Some practitioners suggest this strict approach as a sensible starting point: take 30 days to “reprogram and reset” your body, and then, gradually add back in some of the foods you eliminated and see how well you tolerate them. As you reintegrate these foods, ask yourself: Do they cause digestive upset, skin eruptions, and/or allergic effects? While some practitioners support this month-long trial as the best introduction to this new way of eating, others have a more relaxed approach that doesn’t require the removal of dairy, for example (although they favor raw, unpasteurized, and cultured dairy when possible). And still others have created programs that emphasize whole, unrefined foods that include grains and beans, provided someone does well with that amount of carbohydrates.

The differences among all the diets that are at least somewhat related to a Paleolithic profile can be enough to intimidate any nutritionist, let alone a layperson who just wants to lose a few pounds and wake up without joint pain in the morning. So what’s a newbie to do?                                                                            

When in doubt, focus on the forest, not the trees.

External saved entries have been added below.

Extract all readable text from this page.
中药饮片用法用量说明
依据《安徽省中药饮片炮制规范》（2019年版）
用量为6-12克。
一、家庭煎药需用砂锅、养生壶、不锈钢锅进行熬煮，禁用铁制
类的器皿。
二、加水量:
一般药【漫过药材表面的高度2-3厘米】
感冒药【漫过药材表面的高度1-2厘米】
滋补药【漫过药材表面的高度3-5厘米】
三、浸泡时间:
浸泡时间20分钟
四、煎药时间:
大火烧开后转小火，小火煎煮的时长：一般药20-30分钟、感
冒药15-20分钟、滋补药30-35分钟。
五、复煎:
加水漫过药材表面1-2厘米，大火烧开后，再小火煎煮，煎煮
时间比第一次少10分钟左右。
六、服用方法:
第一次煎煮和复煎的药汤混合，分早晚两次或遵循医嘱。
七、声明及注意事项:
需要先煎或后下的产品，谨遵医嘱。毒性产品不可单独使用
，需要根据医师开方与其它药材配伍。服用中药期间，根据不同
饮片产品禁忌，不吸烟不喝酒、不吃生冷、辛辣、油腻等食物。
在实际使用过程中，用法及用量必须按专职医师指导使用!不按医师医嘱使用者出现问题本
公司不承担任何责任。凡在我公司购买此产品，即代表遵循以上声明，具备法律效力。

What all of the Paleo diet permutations have in common is an emphasis on whole, unprocessed foods—foods that your great-grandparents would have recognized as foods, such as meat, seafood, vegetables, fruits, nuts and seeds; as well as traditional cooking fats, such as olive oil, beef tallow, lard, coconut oil, and butter or ghee. They all recommend against highly refined grains, refined and manmade sugars, chemically extracted vegetable oils, and generally anything that comes in a box or bag with a long list of ingredients, many of which you can’t even pronounce, much less identify.

The proponents of the different approaches to these ancestral diets agree that while we may never know with absolute certainty what Paleolithic man ate, we do know what he didn’t eat: imitation chicken and sausages made out of soybeans, sugary breakfast cereals peppered with fluorescent colored marshmallows, granola bars embalmed with corn syrup and drizzled with caramel, and anything breaded and fried in hydrogenated oils.

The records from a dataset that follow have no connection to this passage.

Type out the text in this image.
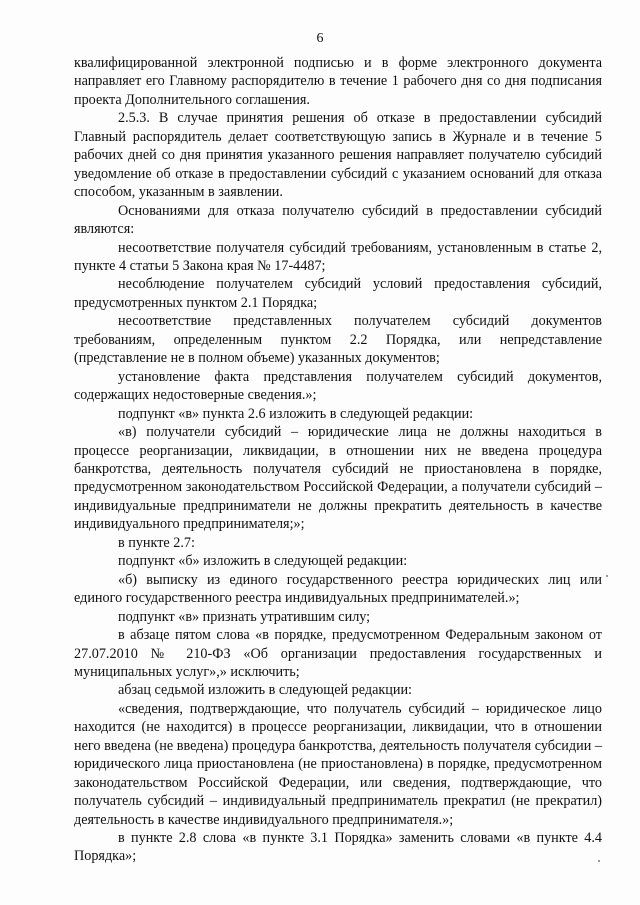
6

квалифицированной электронной подписью и в форме электронного документа направляет его Главному распорядителю в течение 1 рабочего дня со дня подписания проекта Дополнительного соглашения.

2.5.3. В случае принятия решения об отказе в предоставлении субсидий Главный распорядитель делает соответствующую запись в Журнале и в течение 5 рабочих дней со дня принятия указанного решения направляет получателю субсидий уведомление об отказе в предоставлении субсидий с указанием оснований для отказа способом, указанным в заявлении.

Основаниями для отказа получателю субсидий в предоставлении субсидий являются:

несоответствие получателя субсидий требованиям, установленным в статье 2, пункте 4 статьи 5 Закона края № 17-4487;

несоблюдение получателем субсидий условий предоставления субсидий, предусмотренных пунктом 2.1 Порядка;

несоответствие представленных получателем субсидий документов требованиям, определенным пунктом 2.2 Порядка, или непредставление (представление не в полном объеме) указанных документов;

установление факта представления получателем субсидий документов, содержащих недостоверные сведения.»;

подпункт «в» пункта 2.6 изложить в следующей редакции:

«в) получатели субсидий – юридические лица не должны находиться в процессе реорганизации, ликвидации, в отношении них не введена процедура банкротства, деятельность получателя субсидий не приостановлена в порядке, предусмотренном законодательством Российской Федерации, а получатели субсидий – индивидуальные предприниматели не должны прекратить деятельность в качестве индивидуального предпринимателя;»;

в пункте 2.7:

подпункт «б» изложить в следующей редакции:

«б) выписку из единого государственного реестра юридических лиц или единого государственного реестра индивидуальных предпринимателей.»;

подпункт «в» признать утратившим силу;

в абзаце пятом слова «в порядке, предусмотренном Федеральным законом от 27.07.2010 № 210-ФЗ «Об организации предоставления государственных и муниципальных услуг»,» исключить;

абзац седьмой изложить в следующей редакции:

«сведения, подтверждающие, что получатель субсидий – юридическое лицо находится (не находится) в процессе реорганизации, ликвидации, что в отношении него введена (не введена) процедура банкротства, деятельность получателя субсидии – юридического лица приостановлена (не приостановлена) в порядке, предусмотренном законодательством Российской Федерации, или сведения, подтверждающие, что получатель субсидий – индивидуальный предприниматель прекратил (не прекратил) деятельность в качестве индивидуального предпринимателя.»;

в пункте 2.8 слова «в пункте 3.1 Порядка» заменить словами «в пункте 4.4 Порядка»;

If you’re interested in exploring the ancestral nutritional approach, don’t get caught up in the minutia. Once you’re farther along in things, you can tinker with the details, but when just starting out, you’ll get exciting results by simply eliminating or at least cutting way back on refined sugar (and liquid sugar—drop the juice!), gluten grains and most vegetable oils. If weight loss is a goal, you will likely benefit from lowering your total carbohydrate consumption, even from foods that aren’t necessarily cautioned against – like potatoes, parsnips, and other starchy roots and tubers. Other health conditions will require additional modifications to the strategy, but at the beginning, if you’re not quite sure where to start, you can’t go wrong with these basics. And remember, nobody’s health ever got worse by eating less sugar!